Henosis Wrote:I do have one question... you mentioned that the personality of each and every human being is a complex arrangement of these 22 archetypes. I agree with this, from the understanding of archetypes as personas. However, I could equally agree with the statement that the personality can be indicated exclusively by the Significator, from the understanding of archetypes as functions. I see both statements as valid, yet I understand the archetypes as both functions and personas. Would you please comment on this somewhat dual use of Ra's archetypes? Would both be appropriate depending on how one is using the term?
Think of a person you know who has a very distinct personality. If you reflect on this person's personality long enough, you'll find that it is specially suited for accomplishing some task in our social order. We sometimes talk about what people were "born to do" as a feature of personality. This is what I have in mind. I don't think it's a dual-nature as much as I think it is a dual perspective on a single reality. To be a persona is also to have a function. And, as ancient pantheons suggest, to have a function is to act out a persona.

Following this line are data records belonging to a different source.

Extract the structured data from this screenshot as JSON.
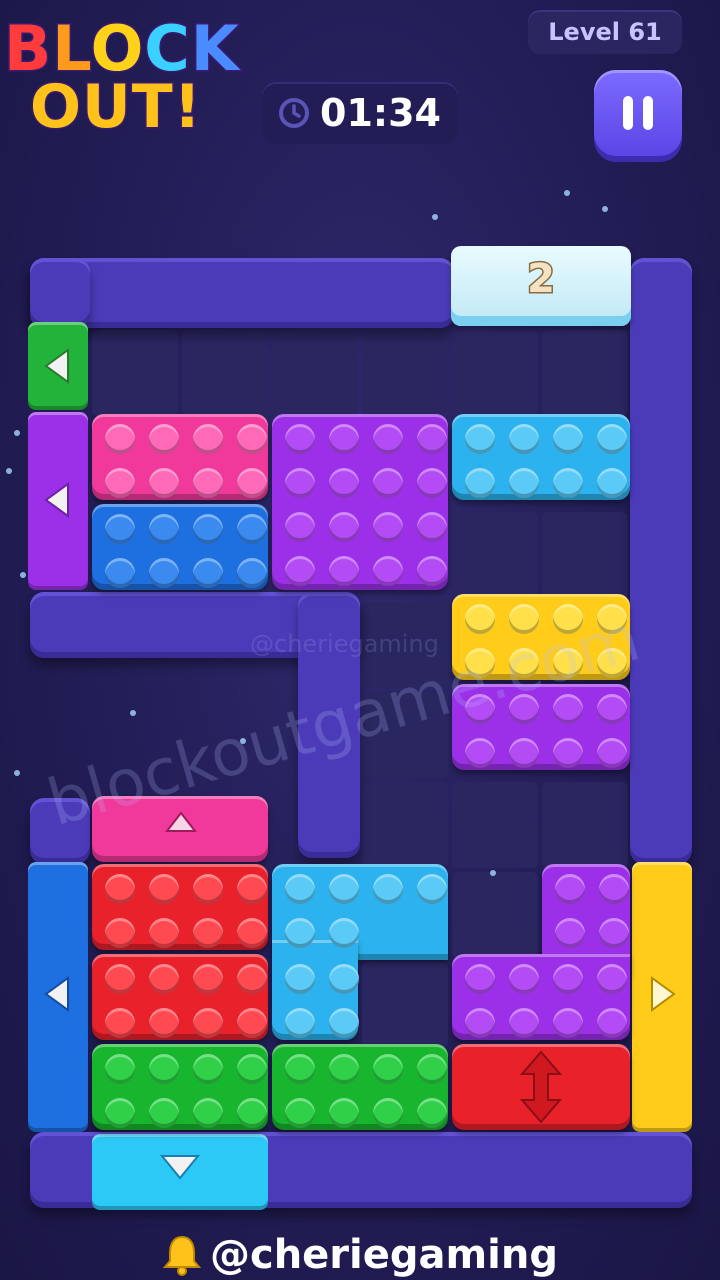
{
  "header": {
    "logo_line1": [
      "B",
      "L",
      "O",
      "C",
      "K"
    ],
    "logo_line2": "OUT!",
    "level_label": "Level 61",
    "timer": "01:34"
  },
  "icons": {
    "timer": "clock-icon",
    "pause": "pause-icon",
    "footer": "bell-icon"
  },
  "colors": {
    "pink": "#f0399a",
    "purple": "#9b30e8",
    "cyan": "#2cb2ee",
    "blue": "#1e6fe0",
    "yellow": "#ffcc1a",
    "red": "#e8212b",
    "green": "#18b52e",
    "wall": "#4b3bb8"
  },
  "board": {
    "frozen_block_counter": "2"
  },
  "watermark": {
    "large": "blockoutgame.com",
    "small": "@cheriegaming"
  },
  "footer": {
    "handle": "@cheriegaming"
  }
}
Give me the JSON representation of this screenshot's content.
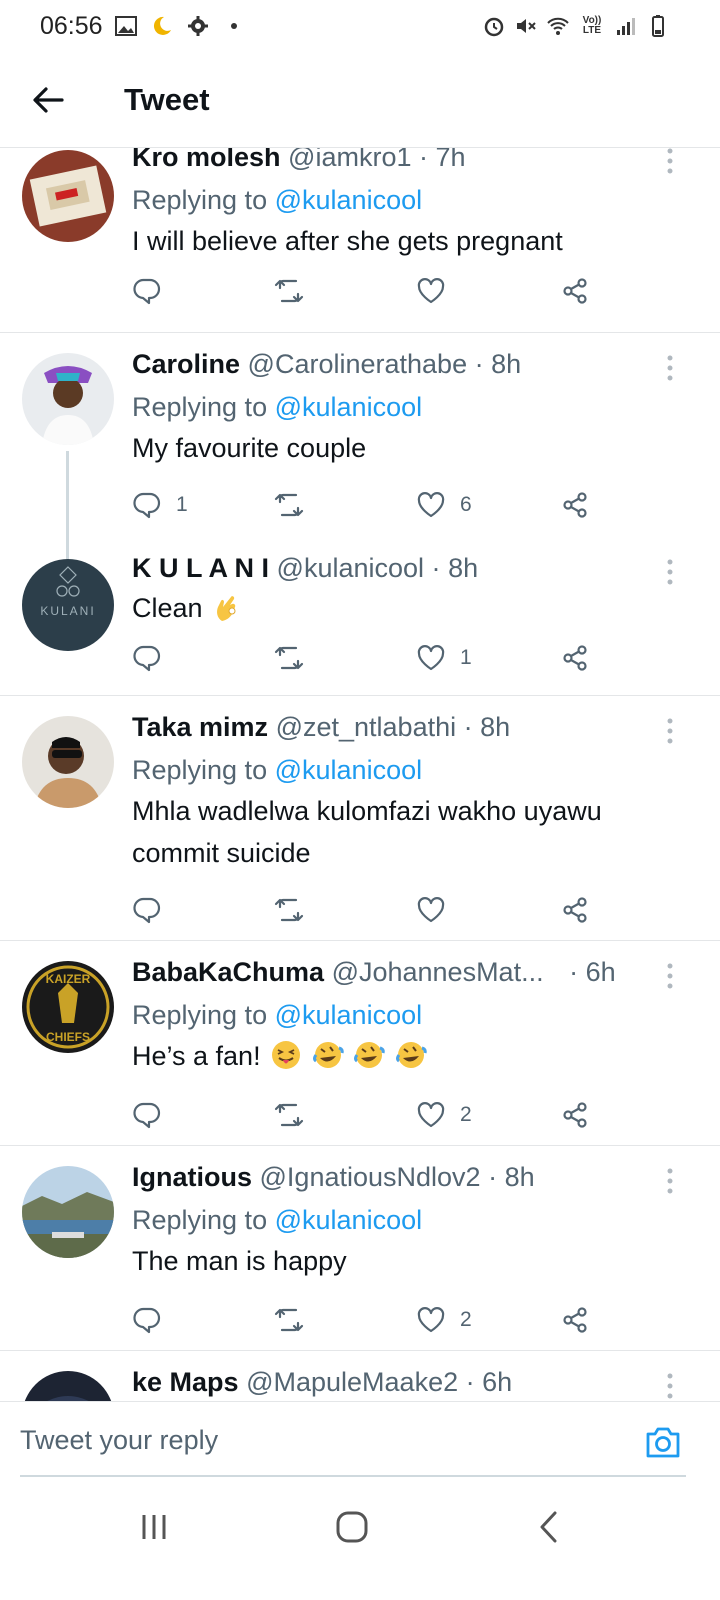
{
  "status_bar": {
    "time": "06:56",
    "network_label": "Vo)) LTE"
  },
  "app_bar": {
    "title": "Tweet"
  },
  "tweets": [
    {
      "name": "Kro molesh",
      "username": "@iamkro1",
      "time": "7h",
      "replying_label": "Replying to",
      "replying_to": "@kulanicool",
      "text": "I will believe after she gets pregnant",
      "replies": "",
      "likes": ""
    },
    {
      "name": "Caroline",
      "username": "@Carolinerathabe",
      "time": "8h",
      "replying_label": "Replying to",
      "replying_to": "@kulanicool",
      "text": "My favourite couple",
      "replies": "1",
      "likes": "6"
    },
    {
      "name": "K U L A N I",
      "username": "@kulanicool",
      "time": "8h",
      "text": "Clean",
      "replies": "",
      "likes": "1",
      "avatar_text": "KULANI"
    },
    {
      "name": "Taka mimz",
      "username": "@zet_ntlabathi",
      "time": "8h",
      "replying_label": "Replying to",
      "replying_to": "@kulanicool",
      "text": "Mhla wadlelwa kulomfazi wakho uyawu commit suicide",
      "replies": "",
      "likes": ""
    },
    {
      "name": "BabaKaChuma",
      "username": "@JohannesMat...",
      "time": "6h",
      "replying_label": "Replying to",
      "replying_to": "@kulanicool",
      "text": "He’s a fan!",
      "replies": "",
      "likes": "2",
      "avatar_text_top": "KAIZER",
      "avatar_text_bottom": "CHIEFS"
    },
    {
      "name": "Ignatious",
      "username": "@IgnatiousNdlov2",
      "time": "8h",
      "replying_label": "Replying to",
      "replying_to": "@kulanicool",
      "text": "The man is happy",
      "replies": "",
      "likes": "2"
    },
    {
      "name": "ke Maps",
      "username": "@MapuleMaake2",
      "time": "6h"
    }
  ],
  "composer": {
    "placeholder": "Tweet your reply"
  },
  "colors": {
    "accent": "#1d9bf0",
    "secondary_text": "#536471",
    "divider": "#e4e6e8"
  }
}
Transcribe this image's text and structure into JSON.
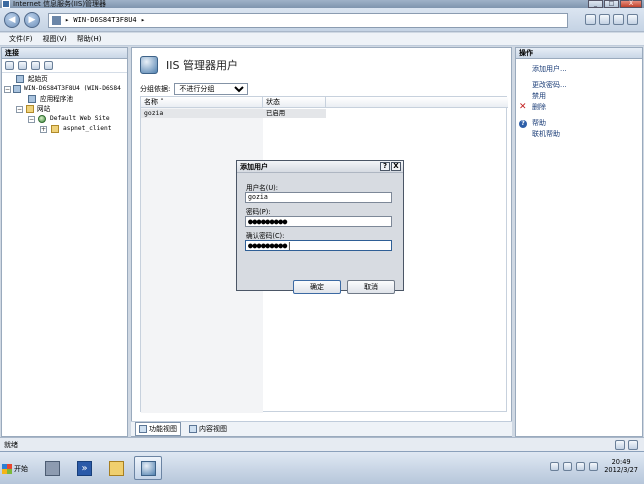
{
  "window": {
    "title": "Internet 信息服务(IIS)管理器",
    "minimize_glyph": "_",
    "maximize_glyph": "□",
    "close_glyph": "X"
  },
  "address": {
    "text": "▸ WIN-D6S84T3F8U4 ▸",
    "back_glyph": "◀",
    "forward_glyph": "▶"
  },
  "menu": [
    "文件(F)",
    "视图(V)",
    "帮助(H)"
  ],
  "connections": {
    "header": "连接",
    "tree": [
      {
        "label": "起始页",
        "level": 1,
        "icon": "start-page-icon",
        "expander": ""
      },
      {
        "label": "WIN-D6S84T3F8U4 (WIN-D6S84",
        "level": 0,
        "icon": "server-icon",
        "expander": "−"
      },
      {
        "label": "应用程序池",
        "level": 2,
        "icon": "app-pool-icon",
        "expander": ""
      },
      {
        "label": "网站",
        "level": 1,
        "icon": "sites-folder-icon",
        "expander": "−"
      },
      {
        "label": "Default Web Site",
        "level": 2,
        "icon": "globe-icon",
        "expander": "−"
      },
      {
        "label": "aspnet_client",
        "level": 3,
        "icon": "folder-icon",
        "expander": "+"
      }
    ]
  },
  "feature": {
    "title": "IIS 管理器用户",
    "groupby_label": "分组依据:",
    "groupby_value": "不进行分组",
    "columns": [
      "名称",
      "状态"
    ],
    "rows": [
      {
        "name": "gozia",
        "status": "已启用"
      }
    ]
  },
  "views": [
    {
      "label": "功能视图",
      "active": true
    },
    {
      "label": "内容视图",
      "active": false
    }
  ],
  "actions": {
    "header": "操作",
    "items": [
      {
        "label": "添加用户...",
        "icon": ""
      },
      {
        "label": "更改密码...",
        "icon": ""
      },
      {
        "label": "禁用",
        "icon": ""
      },
      {
        "label": "删除",
        "icon": "delete-icon"
      },
      {
        "label": "帮助",
        "icon": "help-icon"
      },
      {
        "label": "联机帮助",
        "icon": ""
      }
    ]
  },
  "status": {
    "text": "就绪"
  },
  "taskbar": {
    "start_label": "开始",
    "clock_time": "20:49",
    "clock_date": "2012/3/27"
  },
  "dialog": {
    "title": "添加用户",
    "help_glyph": "?",
    "close_glyph": "X",
    "username_label": "用户名(U):",
    "username_value": "gozia",
    "password_label": "密码(P):",
    "password_value": "●●●●●●●●●",
    "confirm_label": "确认密码(C):",
    "confirm_value": "●●●●●●●●●|",
    "ok_label": "确定",
    "cancel_label": "取消"
  }
}
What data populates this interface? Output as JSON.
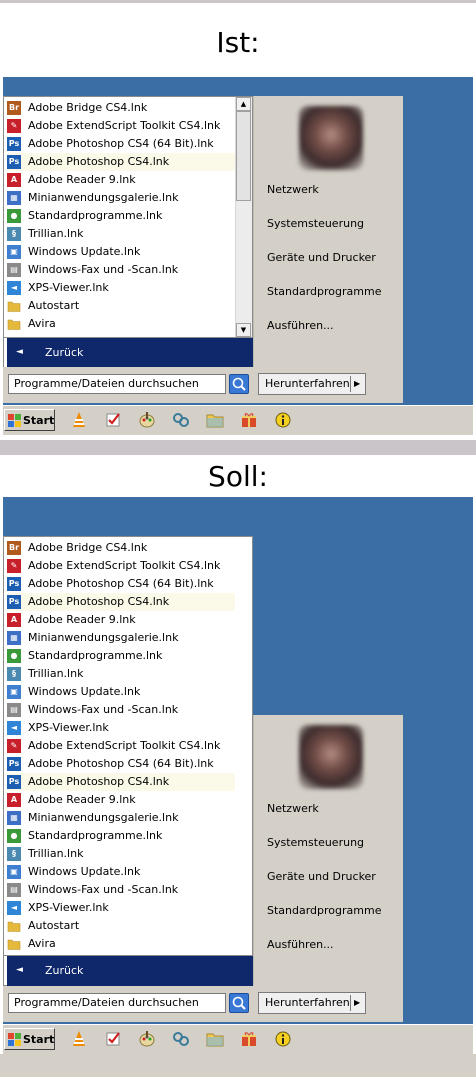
{
  "top": {
    "heading": "Ist:",
    "items": [
      {
        "icon": "adobe-bridge-icon",
        "label": "Adobe Bridge CS4.lnk",
        "color": "#b05a1e",
        "glyph": "Br"
      },
      {
        "icon": "adobe-extendscript-icon",
        "label": "Adobe ExtendScript Toolkit CS4.lnk",
        "color": "#c8202a",
        "glyph": "✎"
      },
      {
        "icon": "photoshop-icon",
        "label": "Adobe Photoshop CS4 (64 Bit).lnk",
        "color": "#1c5fb2",
        "glyph": "Ps"
      },
      {
        "icon": "photoshop-icon",
        "label": "Adobe Photoshop CS4.lnk",
        "color": "#1c5fb2",
        "glyph": "Ps",
        "highlight": true
      },
      {
        "icon": "adobe-reader-icon",
        "label": "Adobe Reader 9.lnk",
        "color": "#c8202a",
        "glyph": "A"
      },
      {
        "icon": "gallery-icon",
        "label": "Minianwendungsgalerie.lnk",
        "color": "#3d6fc4",
        "glyph": "▦"
      },
      {
        "icon": "default-programs-icon",
        "label": "Standardprogramme.lnk",
        "color": "#3a9a3a",
        "glyph": "●"
      },
      {
        "icon": "trillian-icon",
        "label": "Trillian.lnk",
        "color": "#4a8ab0",
        "glyph": "§"
      },
      {
        "icon": "windows-update-icon",
        "label": "Windows Update.lnk",
        "color": "#3f7fd0",
        "glyph": "▣"
      },
      {
        "icon": "fax-icon",
        "label": "Windows-Fax und -Scan.lnk",
        "color": "#8a8a8a",
        "glyph": "▤"
      },
      {
        "icon": "xps-viewer-icon",
        "label": "XPS-Viewer.lnk",
        "color": "#2f86d6",
        "glyph": "◄"
      },
      {
        "icon": "folder-icon",
        "label": "Autostart",
        "color": "#e5b93c",
        "glyph": ""
      },
      {
        "icon": "folder-icon",
        "label": "Avira",
        "color": "#e5b93c",
        "glyph": ""
      }
    ],
    "back_label": "Zurück",
    "right_links": [
      "Netzwerk",
      "Systemsteuerung",
      "Geräte und Drucker",
      "Standardprogramme",
      "Ausführen..."
    ],
    "search_placeholder": "Programme/Dateien durchsuchen",
    "shutdown_label": "Herunterfahren",
    "start_label": "Start"
  },
  "bottom": {
    "heading": "Soll:",
    "items": [
      {
        "icon": "adobe-bridge-icon",
        "label": "Adobe Bridge CS4.lnk",
        "color": "#b05a1e",
        "glyph": "Br"
      },
      {
        "icon": "adobe-extendscript-icon",
        "label": "Adobe ExtendScript Toolkit CS4.lnk",
        "color": "#c8202a",
        "glyph": "✎"
      },
      {
        "icon": "photoshop-icon",
        "label": "Adobe Photoshop CS4 (64 Bit).lnk",
        "color": "#1c5fb2",
        "glyph": "Ps"
      },
      {
        "icon": "photoshop-icon",
        "label": "Adobe Photoshop CS4.lnk",
        "color": "#1c5fb2",
        "glyph": "Ps",
        "highlight": true
      },
      {
        "icon": "adobe-reader-icon",
        "label": "Adobe Reader 9.lnk",
        "color": "#c8202a",
        "glyph": "A"
      },
      {
        "icon": "gallery-icon",
        "label": "Minianwendungsgalerie.lnk",
        "color": "#3d6fc4",
        "glyph": "▦"
      },
      {
        "icon": "default-programs-icon",
        "label": "Standardprogramme.lnk",
        "color": "#3a9a3a",
        "glyph": "●"
      },
      {
        "icon": "trillian-icon",
        "label": "Trillian.lnk",
        "color": "#4a8ab0",
        "glyph": "§"
      },
      {
        "icon": "windows-update-icon",
        "label": "Windows Update.lnk",
        "color": "#3f7fd0",
        "glyph": "▣"
      },
      {
        "icon": "fax-icon",
        "label": "Windows-Fax und -Scan.lnk",
        "color": "#8a8a8a",
        "glyph": "▤"
      },
      {
        "icon": "xps-viewer-icon",
        "label": "XPS-Viewer.lnk",
        "color": "#2f86d6",
        "glyph": "◄"
      },
      {
        "icon": "adobe-extendscript-icon",
        "label": "Adobe ExtendScript Toolkit CS4.lnk",
        "color": "#c8202a",
        "glyph": "✎"
      },
      {
        "icon": "photoshop-icon",
        "label": "Adobe Photoshop CS4 (64 Bit).lnk",
        "color": "#1c5fb2",
        "glyph": "Ps"
      },
      {
        "icon": "photoshop-icon",
        "label": "Adobe Photoshop CS4.lnk",
        "color": "#1c5fb2",
        "glyph": "Ps",
        "highlight": true
      },
      {
        "icon": "adobe-reader-icon",
        "label": "Adobe Reader 9.lnk",
        "color": "#c8202a",
        "glyph": "A"
      },
      {
        "icon": "gallery-icon",
        "label": "Minianwendungsgalerie.lnk",
        "color": "#3d6fc4",
        "glyph": "▦"
      },
      {
        "icon": "default-programs-icon",
        "label": "Standardprogramme.lnk",
        "color": "#3a9a3a",
        "glyph": "●"
      },
      {
        "icon": "trillian-icon",
        "label": "Trillian.lnk",
        "color": "#4a8ab0",
        "glyph": "§"
      },
      {
        "icon": "windows-update-icon",
        "label": "Windows Update.lnk",
        "color": "#3f7fd0",
        "glyph": "▣"
      },
      {
        "icon": "fax-icon",
        "label": "Windows-Fax und -Scan.lnk",
        "color": "#8a8a8a",
        "glyph": "▤"
      },
      {
        "icon": "xps-viewer-icon",
        "label": "XPS-Viewer.lnk",
        "color": "#2f86d6",
        "glyph": "◄"
      },
      {
        "icon": "folder-icon",
        "label": "Autostart",
        "color": "#e5b93c",
        "glyph": ""
      },
      {
        "icon": "folder-icon",
        "label": "Avira",
        "color": "#e5b93c",
        "glyph": ""
      }
    ],
    "back_label": "Zurück",
    "right_links": [
      "Netzwerk",
      "Systemsteuerung",
      "Geräte und Drucker",
      "Standardprogramme",
      "Ausführen..."
    ],
    "search_placeholder": "Programme/Dateien durchsuchen",
    "shutdown_label": "Herunterfahren",
    "start_label": "Start"
  },
  "quick_launch": [
    "vlc-icon",
    "checklist-icon",
    "paint-icon",
    "trillian-icon",
    "folder-icon",
    "gift-icon",
    "info-icon"
  ],
  "colors": {
    "desktop": "#3a6ea5",
    "back_bar": "#0e286b",
    "taskbar": "#d4d0c8"
  }
}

Re: Significator. I agree with your characterization of this archetype. This is where all our biases are stored. I think of it as both the story and the storyteller. All of the characters in our mind live here. Naturally, this is also where the reverse-engineered Archetypal Mind will be built. So, again, I don't see these two notions as being in conflict. While personality can be indicated exclusively by the Significator, the Significator (the union of conscious and unconscious mind) also contains the Archetypal Mind within it. I don't know how familiar you are with set theory, but it provides an analogy I find helpful: the Significator is the self-referential member of a set that contains itself.